Placebo-controlled Study:

  • The A-HeFT trial evaluated BiDil vs. placebo among 1,050 self-identified black patients (over 95% NYHA class III) at 169 centers in the United States. All patients had stable symptomatic heart failure. Patients were required to have LVEF ≤35% or left ventricular internal diastolic dimension >2.9 cm/m2 plus LVEF <45%. Patients were maintained on stable background therapy and randomized to BiDil (n=518) or placebo (n=532). BiDil was initiated at 20 mg isosorbide dinitrate/37.5 mg hydralazine hydrochloride three times daily and titrated to a target dose of 40/75 mg three times daily or to the maximum tolerated dose. Patients were treated for up to 18 months.
  • The primary endpoint was a composite score consisting of all-cause mortality, first hospitalization for heart failure, and responses to the Minnesota Living with Heart Failure questionnaire.
  • The trial was terminated early, at a mean follow-up of 12 months, primarily because of a statistically significant 43% reduction in all-cause mortality in the BiDil-treated group (HR: 0.57 [95% CI, 0.37-0.89]; P =0.012). The primary endpoint was also statistically in favor of BiDil (P ≤ 0.021). The BiDil-treated group also showed a 39% reduction in the risk of a first hospitalization for heart failure (HR: 0.61 [95% CI, 0.46-0.80]; P <0.001) and had statistically significant improvement in response to the Minnesota Living with Heart Failure questionnaire, a self-report of the patient's functional status, at most time points (see full labeling). Patients in both treatment groups had mean baseline questionnaire scores of 51 (out of a possible 105).

Adult Dosage:

Initially 1 tab 3 times daily, may reduce to ½ tab 3 times daily if not tolerated; titrate as tolerated after 3–5 days. Max 2 tabs 3 times daily.

Children Dosage:

Not established.

BIDIL Contraindications:

Allergy to organic nitrates. Concomitant PDE5 inhibitors (eg, avanafil, sildenafil, tadalafil, vardenafil), or riociguat.

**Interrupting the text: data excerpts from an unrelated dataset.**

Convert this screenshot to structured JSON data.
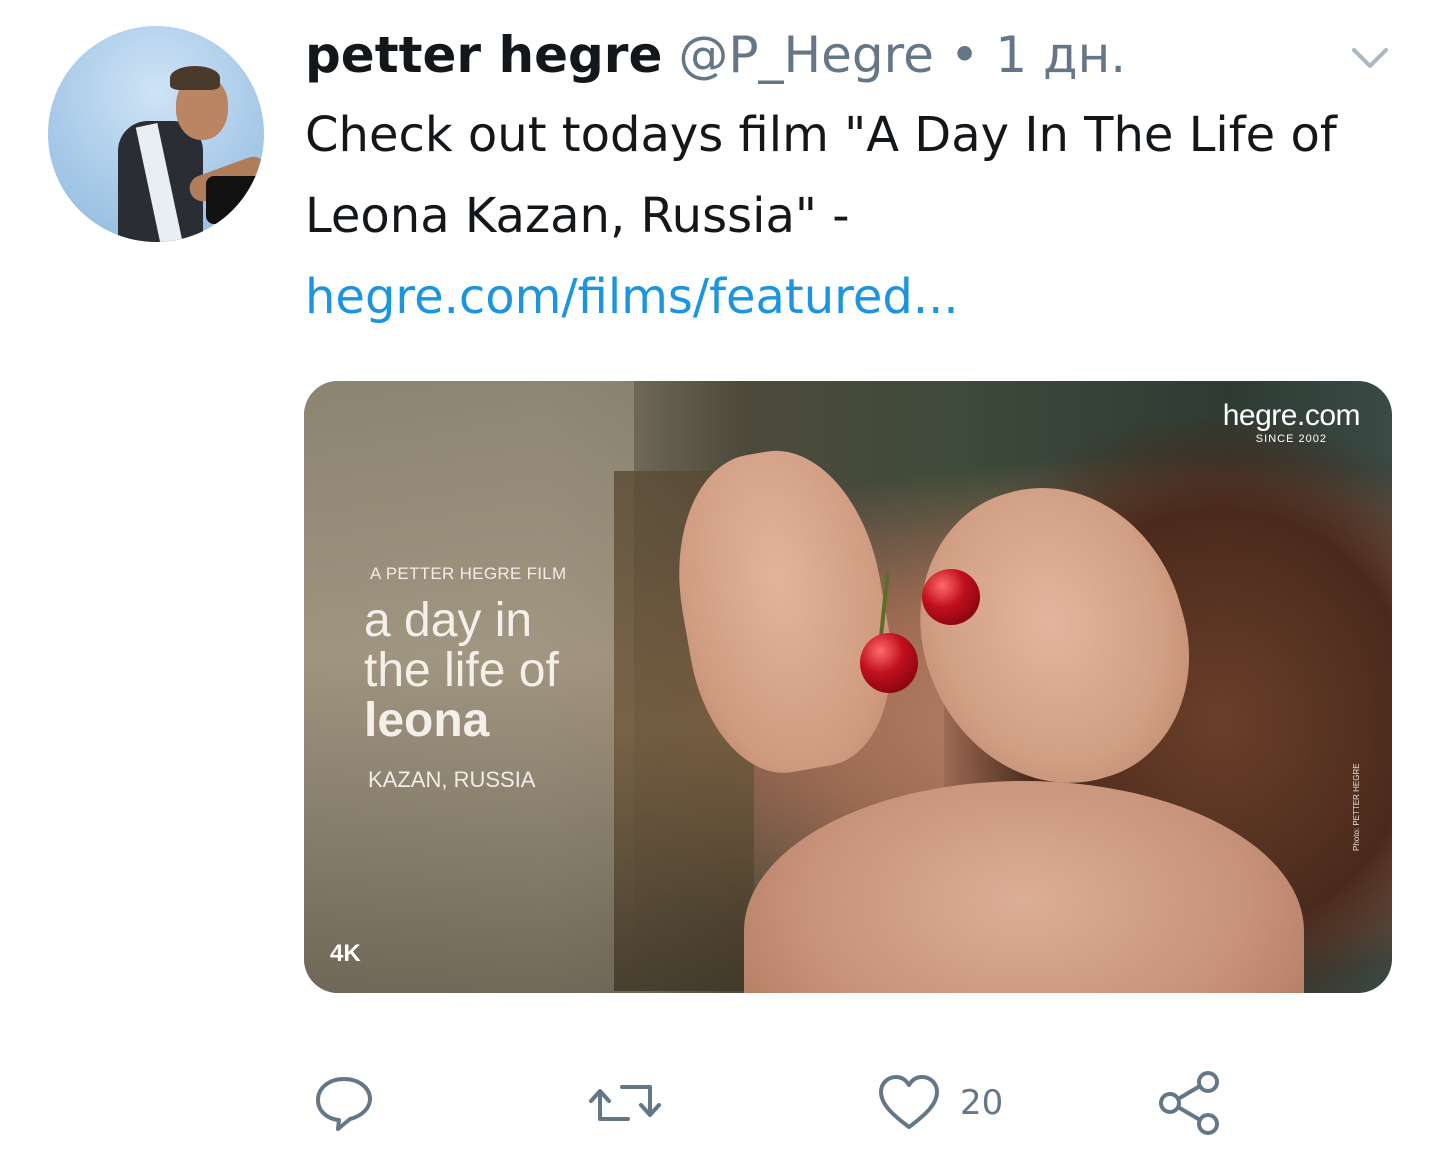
{
  "tweet": {
    "author_name": "petter hegre",
    "handle": "@P_Hegre",
    "separator": "•",
    "time": "1 дн.",
    "text": "Check out todays film \"A Day In The Life of Leona Kazan, Russia\" - ",
    "link_text": "hegre.com/films/featured..."
  },
  "media": {
    "film_credit": "A PETTER HEGRE FILM",
    "title_line_1": "a day in",
    "title_line_2": "the life of",
    "title_name": "leona",
    "location": "KAZAN, RUSSIA",
    "badge": "4K",
    "brand": "hegre.com",
    "brand_since": "SINCE 2002",
    "photo_credit": "Photo: PETTER HEGRE"
  },
  "actions": {
    "like_count": "20"
  },
  "icons": {
    "reply": "reply-icon",
    "retweet": "retweet-icon",
    "like": "heart-icon",
    "share": "share-icon",
    "menu": "chevron-down-icon"
  },
  "colors": {
    "link": "#1b95e0",
    "muted": "#657786",
    "text": "#14171a"
  }
}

BIDIL Warnings/Precautions:

Correct volume/salt depletion prior to initiation. Hypotension. Hypertrophic cardiomyopathy. Discontinue if syncope occurs. Give pyridoxine if peripheral neuritis occurs. Elderly. Pregnancy. Nursing mothers.

BIDIL Classification:

Vasodilators (nitrate + direct-acting).

BIDIL Interactions:

See Contraindications. Severe hypotension with PDE5 inhibitors or riociguat.

Adverse Reactions:

Headache, dizziness, asthenia, nausea, vomiting, hypotension, sinusitis, tachycardia, paresthesia, amblyopia; SLE.


Hydralazine is metabolized by acetylation, ring oxidation and conjugation with endogenous compounds including pyruvic acid. 

Isosorbide dinitrate undergoes extensive first-pass metabolism in the liver and is cleared at a rate of 2 to 4 L/minute.

Drug Elimination:

Hydralazine: Metabolism is the main route for the elimination of hydralazine. Negligible amounts of unchanged hydralazine are excreted in urine.

Isosorbide dinitrate: Most isosorbide dinitrate is eliminated renally as conjugated metabolites.